Из заключительной главки статьи: “Обычно, когда видишь детей-инвалидов, в душе возникает протест. После посещения Сергиево-Посадского детского дома у меня было другое чувство, которое испытал, как оказалось, не я один. „Как в раю побывали”, — говорили студенты православного медучилища, ездившие к слепоглухонемым детям в гости. Откуда же взялось это „чувство рая”?” Из текста становится все понятно.
Ирина Роднянская. На натянутом канате. Судьба Георгия Оболдуева в поэзии. — “Арион”, 2006, № 4.
Об одном из самых таинственных поэтов XX века, умершем в 1954 году.
“Почему для Оболдуева и многих его современников — тех, кто старался не профанировать свой дар, независимо от степени остроты отношений с „режимом”, — вдруг стал „Поэзии язык / Эзотеричен” (по слову из поэмы „Я видел”)? Попытаюсь как-то влезть в шкуру тех, кто встал на этот путь. Все сколько-нибудь значительные поэты той эпохи (первая треть минувшего века), включая, разумеется, „крестьянских”, были людьми культуры, Оболдуев же — рафинированным человеком культуры. Дикость, нахлынувшая на страну вместе с утратившей корни, сдвинувшейся с оснований перемещенной массой, поспешно обучаемой тусклым материалистическим азам политграмоты, равно как и просто грамоты и примитивного этикета, — эта „культура бескультурья” (ликбез безлик) требовала некой реакции отторжения у держателей полноценного слова. Попадая в руки новых хозяев жизни, обучающих и обучаемых, „простые и высокие” слова теряли свое означаемое, свою глубину. Отныне можно было их осмеивать, можно было о них грустить как о невозвратном прошлом (Зощенко <...> делал и то и другое, Михаил Булгаков тоже — но в иной пропорции смеха и грусти), но невозможно было вынуть их из унизившего их контекста и пользоваться ими как ни в чем не бывало. „Живая жила взбесившегося слова” (Оболдуев — ср. с мандельштамовским „диким мясом”), эзотеричность и эксцентрика новой поэзии — парадоксальная, мутирующая реакция культуры на одичание и связанное с ним упрощение смыслов. (Нечто похожее происходило в поэзии андеграунда уже ближайших к нам времен в ответ на кондовую гладкопись официального стихотворства — реакция куда менее значительная по плодам.)
Конечно, это не единственное объяснение — есть и внутренняя усталость поэзии от прежних средств выражения, жажда преодолеть автоматизмы, уйти „вбок”, и соблазн восторжествовать над „новоречью” верхов и низов, присвоив ее как сырье, — но в отношении Оболдуева оно, это объяснение, кажется подходящим.
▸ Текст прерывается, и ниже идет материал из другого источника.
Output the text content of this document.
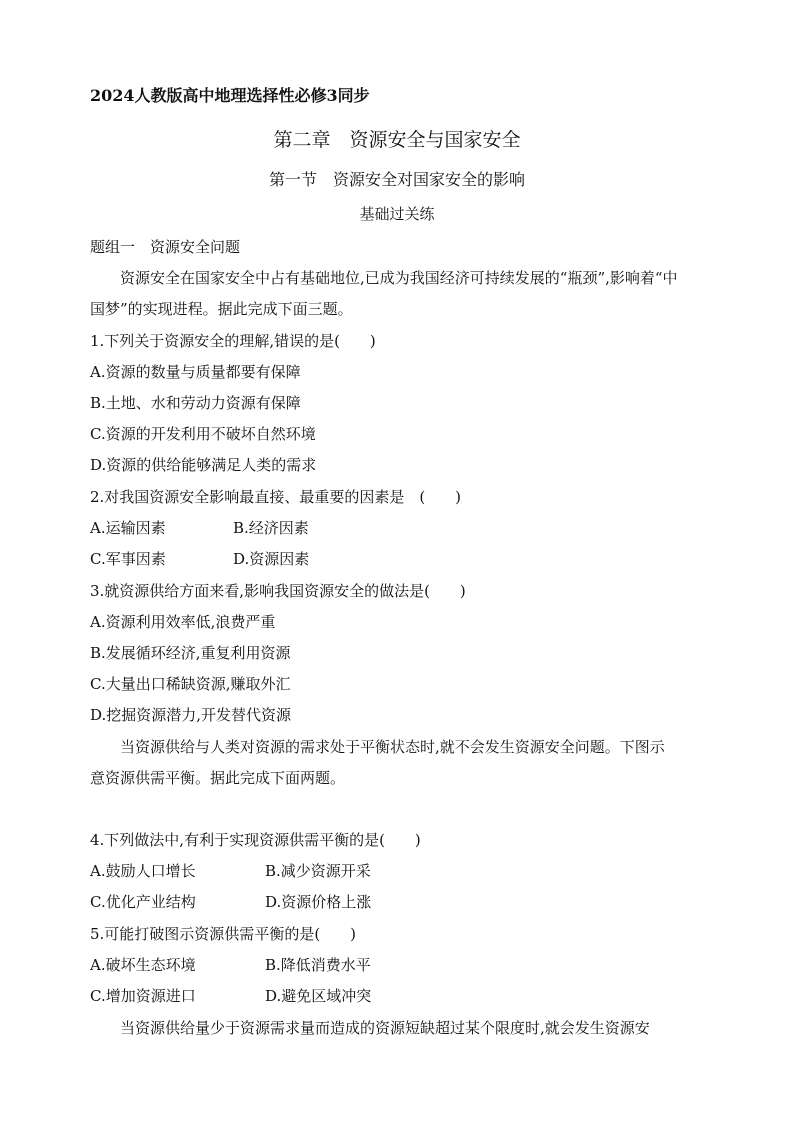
2024人教版高中地理选择性必修3同步
第二章　资源安全与国家安全
第一节　资源安全对国家安全的影响
基础过关练
题组一　资源安全问题
资源安全在国家安全中占有基础地位,已成为我国经济可持续发展的“瓶颈”,影响着“中
国梦”的实现进程。据此完成下面三题。
1.下列关于资源安全的理解,错误的是(　　)
A.资源的数量与质量都要有保障
B.土地、水和劳动力资源有保障
C.资源的开发利用不破坏自然环境
D.资源的供给能够满足人类的需求
2.对我国资源安全影响最直接、最重要的因素是　(　　)
A.运输因素	B.经济因素
C.军事因素	D.资源因素
3.就资源供给方面来看,影响我国资源安全的做法是(　　)
A.资源利用效率低,浪费严重
B.发展循环经济,重复利用资源
C.大量出口稀缺资源,赚取外汇
D.挖掘资源潜力,开发替代资源
当资源供给与人类对资源的需求处于平衡状态时,就不会发生资源安全问题。下图示
意资源供需平衡。据此完成下面两题。
4.下列做法中,有利于实现资源供需平衡的是(　　)
A.鼓励人口增长	B.减少资源开采
C.优化产业结构	D.资源价格上涨
5.可能打破图示资源供需平衡的是(　　)
A.破坏生态环境	B.降低消费水平
C.增加资源进口	D.避免区域冲突
当资源供给量少于资源需求量而造成的资源短缺超过某个限度时,就会发生资源安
От „варваров, / Которые грубы / В своем трогательном невежестве”, поэзия защищается „неуничтожимым качеством”, „какое своре дикарей — ни выдумать, ни выдрать начисто”. Варварская лира, при случае обращающаяся в оглоблю, стоит в обороне красоты („Слова и звуки, что цветы, / В стихах и музыках нарваны”), запечатывая слишком простые и доступные к ней подходы варварскими же средствами, „дичью” словесных и фразовых сдвигов.
У Оболдуева — в чем, как кажется, его особенность среди других, признанных великими, мастеров сдвига — даже не словесный ряд, а сама заявленная мысль, сколь бы ни была проста, кривит суставы, ненатурально изгибает спину”.
См. также рецензию Владимира Губайловского на изданное в прошлом году оболдуевское собрание стихотворений (“Новый мир”, 2006, № 11).
Виктор Санчук. Тот день. — “День и ночь”, Красноярск, 2006, № 9-10.
Поэт, переводчик и эссеист Виктор Санчук — не частый автор. За океаном он, кажется, сейчас водит трейлеры, и здесь и там печатается очень редко. Это странное, завораживающее, на первый взгляд, строго мемуарное эссе — о нью-йоркских событиях 11 сентября 2001 года. Получилась, кажется, особая какая-то проза, что-то вроде попытки припомнить старинный сон, навсегда врезавшийся в память самой моделью тотально изменившегося сознания-зрения. Состояние и ритм этой прозы похожи на описание клинической смерти, на особенный, разовый взгляд со стороны.
К “Тому дню” Санчука примыкает строго художественный (вот и разбери — строго или не строго!) рассказ Нади Хилтон “Право на последний звонок”. О том же самом дне. Я вспомнил, читая, что существуют аудиозаписи прощальных телефонных звонков из роковых самолетов (зафиксированные автоответчиками). Их, кажется, даже крутили в телеэфире. Не они ли, эти звонки, и были в тот день синонимом абсолютной сокровенности, интимности, исповедальности? Того, чего не должны слышать все?